When Troughton retired, he decided to create a business called Mokelumne River Models. Fortunately for Dixon, he chose the old schoolhouse as his first product.  “It’s my way of preserving the little building – by creating a model of it for others to enjoy,” he says.

“My target (customers) would be model railroad fans of the Sacramento Northern Railway, a former regional electric interurban railway that once allowed a person to travel from San Francisco all the way to Chico, via Sacramento,” he says. “Since the SNR line was only a half mile west of the Maine Prairie School, it’s a reason for a modeler to add the school to their layout.”

(The Western Railway Museum along Hwy. 12 south of Dixon preserves the history of interurban electric rail lines and operates excursion trains along a few miles of still-existing SNR track.)

Troughton’s schoolhouse, a “craftsman”-style kit, includes laser-cut basswood parts and is in the standard HO scale of 1:87. Just to indicate the amount of detail provided, the schoolhouse’s shingles are made from laser-cut paper and the windows, doors and stovepipe are plastic castings. The kit sells for $56 plus tax and shipping from Molelumne River Models at PO Box 435, Woodbridge, CA 95258. It’s also available through his Web site at www.mokrivermodels.com and from Roger’s Railroad Junction in Lodi.
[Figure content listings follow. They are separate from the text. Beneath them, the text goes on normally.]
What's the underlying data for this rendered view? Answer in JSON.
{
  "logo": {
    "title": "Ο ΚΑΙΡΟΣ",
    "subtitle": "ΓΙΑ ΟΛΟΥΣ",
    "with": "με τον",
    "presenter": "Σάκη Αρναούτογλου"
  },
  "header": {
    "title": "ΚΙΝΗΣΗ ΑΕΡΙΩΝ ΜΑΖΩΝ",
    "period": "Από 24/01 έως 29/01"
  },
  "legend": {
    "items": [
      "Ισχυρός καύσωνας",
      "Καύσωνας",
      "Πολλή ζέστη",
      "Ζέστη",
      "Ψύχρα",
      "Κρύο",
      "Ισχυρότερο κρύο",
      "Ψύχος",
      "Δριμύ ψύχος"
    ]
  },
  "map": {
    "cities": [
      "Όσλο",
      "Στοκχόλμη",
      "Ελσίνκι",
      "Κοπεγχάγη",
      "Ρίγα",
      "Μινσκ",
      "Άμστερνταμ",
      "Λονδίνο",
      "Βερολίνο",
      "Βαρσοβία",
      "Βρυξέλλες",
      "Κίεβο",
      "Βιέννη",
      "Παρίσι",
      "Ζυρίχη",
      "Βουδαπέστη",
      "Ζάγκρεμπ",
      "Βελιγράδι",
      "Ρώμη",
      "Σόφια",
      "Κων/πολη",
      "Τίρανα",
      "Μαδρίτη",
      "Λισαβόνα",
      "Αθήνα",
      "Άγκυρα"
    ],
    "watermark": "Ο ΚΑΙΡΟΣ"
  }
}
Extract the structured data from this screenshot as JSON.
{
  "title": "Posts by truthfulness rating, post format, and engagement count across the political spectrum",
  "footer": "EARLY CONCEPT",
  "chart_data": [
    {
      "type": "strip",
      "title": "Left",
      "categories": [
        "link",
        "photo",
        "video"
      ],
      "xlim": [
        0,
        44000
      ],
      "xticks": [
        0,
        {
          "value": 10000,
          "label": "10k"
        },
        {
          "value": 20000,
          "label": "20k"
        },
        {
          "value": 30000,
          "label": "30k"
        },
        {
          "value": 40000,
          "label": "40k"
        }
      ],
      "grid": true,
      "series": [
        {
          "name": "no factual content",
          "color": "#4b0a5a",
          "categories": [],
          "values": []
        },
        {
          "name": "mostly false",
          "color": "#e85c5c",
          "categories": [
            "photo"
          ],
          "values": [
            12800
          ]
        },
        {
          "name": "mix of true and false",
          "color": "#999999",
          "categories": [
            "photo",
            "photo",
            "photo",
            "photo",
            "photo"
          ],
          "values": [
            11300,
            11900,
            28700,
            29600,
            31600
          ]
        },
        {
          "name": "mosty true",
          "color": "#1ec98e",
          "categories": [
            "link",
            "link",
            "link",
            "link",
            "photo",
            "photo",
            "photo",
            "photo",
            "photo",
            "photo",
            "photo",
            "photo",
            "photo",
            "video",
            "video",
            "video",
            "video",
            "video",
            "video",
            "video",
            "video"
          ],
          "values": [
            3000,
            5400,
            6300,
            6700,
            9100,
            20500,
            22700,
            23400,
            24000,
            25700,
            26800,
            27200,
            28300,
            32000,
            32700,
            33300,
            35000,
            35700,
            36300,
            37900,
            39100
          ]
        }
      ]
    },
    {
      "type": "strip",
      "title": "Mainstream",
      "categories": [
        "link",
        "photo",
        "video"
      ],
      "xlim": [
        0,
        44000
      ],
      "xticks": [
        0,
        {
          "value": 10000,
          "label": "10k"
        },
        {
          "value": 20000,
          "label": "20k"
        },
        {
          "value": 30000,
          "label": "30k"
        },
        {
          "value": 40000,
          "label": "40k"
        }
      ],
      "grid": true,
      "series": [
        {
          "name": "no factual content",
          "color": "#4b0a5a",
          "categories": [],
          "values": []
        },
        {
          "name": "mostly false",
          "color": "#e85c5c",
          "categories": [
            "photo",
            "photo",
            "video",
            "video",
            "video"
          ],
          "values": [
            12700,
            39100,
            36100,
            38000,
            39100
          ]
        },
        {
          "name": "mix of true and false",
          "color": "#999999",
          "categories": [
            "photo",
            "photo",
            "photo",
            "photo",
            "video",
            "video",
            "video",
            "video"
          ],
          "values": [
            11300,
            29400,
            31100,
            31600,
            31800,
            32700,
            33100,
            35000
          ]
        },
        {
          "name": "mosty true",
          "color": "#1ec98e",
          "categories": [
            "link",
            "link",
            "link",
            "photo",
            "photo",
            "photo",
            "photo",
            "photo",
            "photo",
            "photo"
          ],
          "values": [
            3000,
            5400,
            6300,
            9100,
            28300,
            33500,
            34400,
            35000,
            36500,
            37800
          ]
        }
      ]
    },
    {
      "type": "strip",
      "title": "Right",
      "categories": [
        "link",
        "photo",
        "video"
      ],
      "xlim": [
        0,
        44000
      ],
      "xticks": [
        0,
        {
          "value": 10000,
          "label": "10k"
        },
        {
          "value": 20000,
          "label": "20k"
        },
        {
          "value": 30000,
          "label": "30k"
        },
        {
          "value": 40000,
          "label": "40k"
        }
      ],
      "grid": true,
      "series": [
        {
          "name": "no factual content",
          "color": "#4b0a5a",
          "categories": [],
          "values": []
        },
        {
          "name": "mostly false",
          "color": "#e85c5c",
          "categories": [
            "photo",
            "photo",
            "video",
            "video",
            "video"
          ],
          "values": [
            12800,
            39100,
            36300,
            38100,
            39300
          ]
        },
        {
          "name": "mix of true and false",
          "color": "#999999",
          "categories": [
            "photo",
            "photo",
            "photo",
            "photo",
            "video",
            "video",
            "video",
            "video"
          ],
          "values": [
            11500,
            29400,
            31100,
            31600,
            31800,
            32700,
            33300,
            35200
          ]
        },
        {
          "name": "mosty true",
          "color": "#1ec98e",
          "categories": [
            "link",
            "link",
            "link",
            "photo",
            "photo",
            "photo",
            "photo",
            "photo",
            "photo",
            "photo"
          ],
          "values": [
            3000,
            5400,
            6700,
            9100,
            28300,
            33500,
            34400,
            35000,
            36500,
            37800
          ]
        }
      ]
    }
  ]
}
The schoolhouse was probably a good first kit for Troughton due to its relative simplicity. For his next model product, he’s chosen a much more challenging building to model, the Gilroy Hot Springs Hotel, a three-story Victorian Italianate building that used to stand within what is now Henry Coe State Park. The preliminary model will be presented in October.

Beyond that project, Troughton knows of other buildings in the Dixon area that one day might surface as models, including the old church along Shiloh Road north of Birds Landing. I asked him to also consider the Tremont Church east of Dixon and the Methodist Church within Dixon.

If anyone who once attended the Maine Prairie School is still living, they should be happy to learn that it will live on, if only on model train layouts.